As I stood, the young girl stood and I held her for a long, long time, patting her on the back and telling her that I loved her and that God loves her. She became weak and sat down in the chair. She looked up into my eyes with tears and said, “No one has EVER told me that they loved me.” My heart was broken to think that no one had ever told her that they loved her, but this is so very true with many women in prison.
God did something special in this young girl’s life that day. She is now attending a Bible class that I have every week. She has not missed a night.
There are over a million women incarcerated in the U.S. prison system that need to know that someone loves them and that God especially loves them. Most of them come from backgrounds of verbal and sexual abuse. Some of them have been abused since the very early age of 4-8 years of age. To make it worse, they were abused by family members. To hear their stories makes me cry. Some of these women have never had a chance at life.

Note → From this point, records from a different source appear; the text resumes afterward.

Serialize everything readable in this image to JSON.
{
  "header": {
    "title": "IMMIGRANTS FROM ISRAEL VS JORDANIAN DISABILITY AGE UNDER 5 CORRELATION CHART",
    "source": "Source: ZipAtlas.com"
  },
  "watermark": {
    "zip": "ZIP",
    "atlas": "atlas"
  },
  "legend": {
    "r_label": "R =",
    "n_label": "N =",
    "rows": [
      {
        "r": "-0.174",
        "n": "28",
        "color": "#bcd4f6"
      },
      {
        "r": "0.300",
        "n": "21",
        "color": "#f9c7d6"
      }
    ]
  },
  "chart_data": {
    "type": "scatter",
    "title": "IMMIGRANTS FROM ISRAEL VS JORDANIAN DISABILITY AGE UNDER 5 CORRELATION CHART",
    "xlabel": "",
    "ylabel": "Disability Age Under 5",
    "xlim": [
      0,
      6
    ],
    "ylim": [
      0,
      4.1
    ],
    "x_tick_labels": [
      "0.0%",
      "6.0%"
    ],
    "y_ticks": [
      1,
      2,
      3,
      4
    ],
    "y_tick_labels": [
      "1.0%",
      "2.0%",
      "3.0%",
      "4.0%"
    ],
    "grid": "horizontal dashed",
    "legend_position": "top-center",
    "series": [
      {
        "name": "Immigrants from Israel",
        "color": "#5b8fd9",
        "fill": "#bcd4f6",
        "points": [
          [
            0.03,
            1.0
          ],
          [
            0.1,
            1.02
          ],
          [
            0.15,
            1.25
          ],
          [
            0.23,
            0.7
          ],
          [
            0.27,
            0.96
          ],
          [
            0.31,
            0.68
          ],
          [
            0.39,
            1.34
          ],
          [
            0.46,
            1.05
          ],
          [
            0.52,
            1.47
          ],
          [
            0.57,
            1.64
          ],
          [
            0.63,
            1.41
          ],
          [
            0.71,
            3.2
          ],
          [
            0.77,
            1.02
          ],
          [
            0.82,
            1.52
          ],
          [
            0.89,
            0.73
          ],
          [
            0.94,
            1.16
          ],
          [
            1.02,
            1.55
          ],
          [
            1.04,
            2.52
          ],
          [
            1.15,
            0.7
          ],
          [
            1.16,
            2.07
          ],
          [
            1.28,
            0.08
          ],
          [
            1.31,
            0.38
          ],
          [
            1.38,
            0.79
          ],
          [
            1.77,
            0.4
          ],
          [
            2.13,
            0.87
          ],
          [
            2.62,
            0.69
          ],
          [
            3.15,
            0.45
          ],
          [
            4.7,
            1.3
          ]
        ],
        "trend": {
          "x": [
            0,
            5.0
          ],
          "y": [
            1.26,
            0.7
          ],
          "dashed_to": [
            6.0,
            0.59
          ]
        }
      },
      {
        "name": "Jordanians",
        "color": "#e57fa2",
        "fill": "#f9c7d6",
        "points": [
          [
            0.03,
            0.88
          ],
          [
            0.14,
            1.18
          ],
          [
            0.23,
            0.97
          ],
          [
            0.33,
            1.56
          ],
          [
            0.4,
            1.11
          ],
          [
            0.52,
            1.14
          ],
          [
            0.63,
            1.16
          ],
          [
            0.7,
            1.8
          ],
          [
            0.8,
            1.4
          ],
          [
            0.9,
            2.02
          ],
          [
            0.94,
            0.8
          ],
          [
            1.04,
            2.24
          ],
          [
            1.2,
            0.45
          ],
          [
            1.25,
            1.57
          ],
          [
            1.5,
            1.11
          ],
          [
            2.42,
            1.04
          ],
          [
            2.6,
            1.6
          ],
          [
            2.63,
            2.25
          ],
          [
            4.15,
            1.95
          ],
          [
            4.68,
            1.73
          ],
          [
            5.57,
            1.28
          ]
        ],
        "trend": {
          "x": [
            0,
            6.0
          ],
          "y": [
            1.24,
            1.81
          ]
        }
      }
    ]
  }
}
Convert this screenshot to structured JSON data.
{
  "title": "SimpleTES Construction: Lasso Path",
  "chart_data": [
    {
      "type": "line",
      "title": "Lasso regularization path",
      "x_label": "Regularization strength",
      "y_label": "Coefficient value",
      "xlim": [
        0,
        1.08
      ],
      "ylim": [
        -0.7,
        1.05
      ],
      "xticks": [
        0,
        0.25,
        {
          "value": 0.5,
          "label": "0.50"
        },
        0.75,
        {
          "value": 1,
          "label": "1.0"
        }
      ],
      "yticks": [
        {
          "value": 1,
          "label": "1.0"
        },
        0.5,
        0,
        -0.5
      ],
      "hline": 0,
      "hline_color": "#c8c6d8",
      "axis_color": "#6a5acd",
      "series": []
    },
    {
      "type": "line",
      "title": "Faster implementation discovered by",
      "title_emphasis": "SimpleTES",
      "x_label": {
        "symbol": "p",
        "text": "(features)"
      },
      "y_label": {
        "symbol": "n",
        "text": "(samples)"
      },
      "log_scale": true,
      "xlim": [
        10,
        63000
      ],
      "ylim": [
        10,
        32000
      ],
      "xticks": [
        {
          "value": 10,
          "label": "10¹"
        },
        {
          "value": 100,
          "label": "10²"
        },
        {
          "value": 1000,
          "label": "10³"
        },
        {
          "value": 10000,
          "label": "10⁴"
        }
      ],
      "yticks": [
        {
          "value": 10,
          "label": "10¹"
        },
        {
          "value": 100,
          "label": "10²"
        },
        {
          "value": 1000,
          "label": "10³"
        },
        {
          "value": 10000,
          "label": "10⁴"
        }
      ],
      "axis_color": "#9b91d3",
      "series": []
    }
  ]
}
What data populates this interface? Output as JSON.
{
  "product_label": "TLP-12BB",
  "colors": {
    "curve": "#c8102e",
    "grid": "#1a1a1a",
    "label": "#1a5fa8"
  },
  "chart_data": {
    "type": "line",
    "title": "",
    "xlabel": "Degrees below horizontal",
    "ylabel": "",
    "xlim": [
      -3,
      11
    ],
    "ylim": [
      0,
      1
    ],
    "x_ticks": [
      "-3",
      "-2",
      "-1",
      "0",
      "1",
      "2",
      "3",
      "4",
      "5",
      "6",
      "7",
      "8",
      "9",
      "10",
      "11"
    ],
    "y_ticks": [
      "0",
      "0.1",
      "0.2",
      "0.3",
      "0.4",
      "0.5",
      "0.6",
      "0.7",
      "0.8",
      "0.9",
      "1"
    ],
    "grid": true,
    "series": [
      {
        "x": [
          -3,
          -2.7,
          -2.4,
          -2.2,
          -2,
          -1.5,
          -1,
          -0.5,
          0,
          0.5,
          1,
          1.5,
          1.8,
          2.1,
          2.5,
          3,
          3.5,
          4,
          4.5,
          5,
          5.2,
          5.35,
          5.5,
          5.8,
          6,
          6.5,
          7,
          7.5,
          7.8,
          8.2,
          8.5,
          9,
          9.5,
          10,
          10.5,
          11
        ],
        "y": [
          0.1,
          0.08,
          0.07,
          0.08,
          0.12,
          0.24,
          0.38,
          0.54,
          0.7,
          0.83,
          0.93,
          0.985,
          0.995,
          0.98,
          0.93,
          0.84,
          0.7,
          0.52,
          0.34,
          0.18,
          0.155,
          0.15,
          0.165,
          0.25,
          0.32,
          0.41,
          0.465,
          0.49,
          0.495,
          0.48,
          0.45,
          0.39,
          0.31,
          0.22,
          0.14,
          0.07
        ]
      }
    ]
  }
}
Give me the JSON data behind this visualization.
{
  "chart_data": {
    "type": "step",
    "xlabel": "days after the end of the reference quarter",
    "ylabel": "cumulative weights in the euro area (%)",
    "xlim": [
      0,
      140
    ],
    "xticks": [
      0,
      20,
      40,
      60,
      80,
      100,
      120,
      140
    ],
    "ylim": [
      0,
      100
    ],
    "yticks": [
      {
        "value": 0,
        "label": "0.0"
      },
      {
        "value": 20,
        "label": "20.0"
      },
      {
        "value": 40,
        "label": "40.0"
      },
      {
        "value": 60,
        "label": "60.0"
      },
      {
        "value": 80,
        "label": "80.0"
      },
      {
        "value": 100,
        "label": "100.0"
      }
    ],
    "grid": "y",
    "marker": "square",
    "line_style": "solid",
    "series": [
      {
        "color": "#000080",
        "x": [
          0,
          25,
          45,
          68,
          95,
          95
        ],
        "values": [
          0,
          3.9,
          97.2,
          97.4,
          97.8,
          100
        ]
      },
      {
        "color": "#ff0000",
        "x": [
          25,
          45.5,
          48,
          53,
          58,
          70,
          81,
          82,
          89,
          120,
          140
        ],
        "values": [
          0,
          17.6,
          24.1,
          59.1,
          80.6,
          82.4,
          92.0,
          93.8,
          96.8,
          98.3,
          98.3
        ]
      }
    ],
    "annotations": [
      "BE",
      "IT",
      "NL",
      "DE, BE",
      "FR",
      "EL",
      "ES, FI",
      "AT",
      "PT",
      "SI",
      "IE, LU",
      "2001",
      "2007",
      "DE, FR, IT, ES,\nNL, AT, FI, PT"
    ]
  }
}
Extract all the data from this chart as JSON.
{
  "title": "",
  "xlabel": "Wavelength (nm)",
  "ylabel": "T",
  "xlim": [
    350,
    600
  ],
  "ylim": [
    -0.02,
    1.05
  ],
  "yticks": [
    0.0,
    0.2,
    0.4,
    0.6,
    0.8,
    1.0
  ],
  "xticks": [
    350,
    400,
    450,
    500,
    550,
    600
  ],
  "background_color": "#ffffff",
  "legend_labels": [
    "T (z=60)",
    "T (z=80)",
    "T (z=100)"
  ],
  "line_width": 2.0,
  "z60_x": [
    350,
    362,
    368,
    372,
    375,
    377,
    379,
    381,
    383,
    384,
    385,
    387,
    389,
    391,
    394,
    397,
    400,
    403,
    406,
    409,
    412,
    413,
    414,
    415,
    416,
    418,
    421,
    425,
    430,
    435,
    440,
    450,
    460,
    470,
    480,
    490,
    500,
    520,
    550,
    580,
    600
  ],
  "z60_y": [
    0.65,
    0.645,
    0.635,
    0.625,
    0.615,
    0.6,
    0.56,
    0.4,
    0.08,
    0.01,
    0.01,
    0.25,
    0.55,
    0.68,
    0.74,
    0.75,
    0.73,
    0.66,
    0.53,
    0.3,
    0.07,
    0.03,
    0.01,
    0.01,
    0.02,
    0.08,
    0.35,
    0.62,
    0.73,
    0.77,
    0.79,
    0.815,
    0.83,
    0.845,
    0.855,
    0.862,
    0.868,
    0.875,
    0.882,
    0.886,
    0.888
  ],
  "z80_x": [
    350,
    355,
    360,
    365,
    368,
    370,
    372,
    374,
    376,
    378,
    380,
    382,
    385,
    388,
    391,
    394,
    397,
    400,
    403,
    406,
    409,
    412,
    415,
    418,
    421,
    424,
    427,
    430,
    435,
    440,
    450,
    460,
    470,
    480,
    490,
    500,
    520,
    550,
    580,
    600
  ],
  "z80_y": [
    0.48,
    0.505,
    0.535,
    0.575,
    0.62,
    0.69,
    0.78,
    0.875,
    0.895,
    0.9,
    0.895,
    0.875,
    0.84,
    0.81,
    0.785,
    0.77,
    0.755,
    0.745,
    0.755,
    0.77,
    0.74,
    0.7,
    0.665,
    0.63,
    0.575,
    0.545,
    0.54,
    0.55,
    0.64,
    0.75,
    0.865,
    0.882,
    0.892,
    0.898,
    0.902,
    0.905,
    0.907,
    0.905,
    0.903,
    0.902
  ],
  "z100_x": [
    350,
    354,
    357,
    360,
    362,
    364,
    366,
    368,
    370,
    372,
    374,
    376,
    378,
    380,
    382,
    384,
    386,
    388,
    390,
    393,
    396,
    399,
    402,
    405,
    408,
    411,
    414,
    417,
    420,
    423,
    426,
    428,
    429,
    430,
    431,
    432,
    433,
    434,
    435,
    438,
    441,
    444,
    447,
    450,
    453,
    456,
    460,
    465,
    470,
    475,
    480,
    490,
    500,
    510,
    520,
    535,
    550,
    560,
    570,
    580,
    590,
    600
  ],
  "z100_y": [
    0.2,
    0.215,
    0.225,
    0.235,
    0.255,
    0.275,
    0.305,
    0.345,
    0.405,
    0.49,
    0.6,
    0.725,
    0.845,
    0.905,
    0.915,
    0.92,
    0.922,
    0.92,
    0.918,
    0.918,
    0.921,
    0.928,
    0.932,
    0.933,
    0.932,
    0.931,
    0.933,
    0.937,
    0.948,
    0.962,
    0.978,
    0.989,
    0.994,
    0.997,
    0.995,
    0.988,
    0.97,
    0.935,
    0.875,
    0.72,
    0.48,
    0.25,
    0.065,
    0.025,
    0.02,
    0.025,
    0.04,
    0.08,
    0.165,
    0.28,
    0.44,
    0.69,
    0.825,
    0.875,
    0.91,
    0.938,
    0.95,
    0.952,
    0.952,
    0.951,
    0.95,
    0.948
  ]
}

You may ask, “Why do you go?” Being a Church of God Chaplain in the women’s prison has been the most fulfilling thing that I have ever done in my life. I have taught in public education most of my life and have taught at the university for nine years, but there is nothing that I have done that fulfills my life as much as telling the story of Jesus to these inmates. Many have been saved. Sadly enough, I have met some of our own Church of God women in this prison. Two of them rededicated their lives to God. It seemed to be a genuine experience for them. Have we failed to teach our women? Have we neglected them by refusing to have anything to do with them because they are poor? Have we failed them because they have been in trouble?
Most of the young women in prison come from poor backgrounds and they need a church that accepts them and teaches them of God’s love. Many times these young women will tell me they have tried church, but people just wouldn’t have anything to do with them. We must reach these women at a very early age so they can be mentored in the Word of God.
You may ask, “How can I get involved?” Have you considered volunteering at a local school as a mentor? Many children need help with their studies. This is a great place to start. Reach out to your community with Girls Clubs. Pray for our young girls. Ask God to raise up a group of girls for you to mentor in your communities. Don’t be afraid to go into the poor communities.
We desperately need women volunteers in our prisons. Would you be willing to go to take the message of Jesus?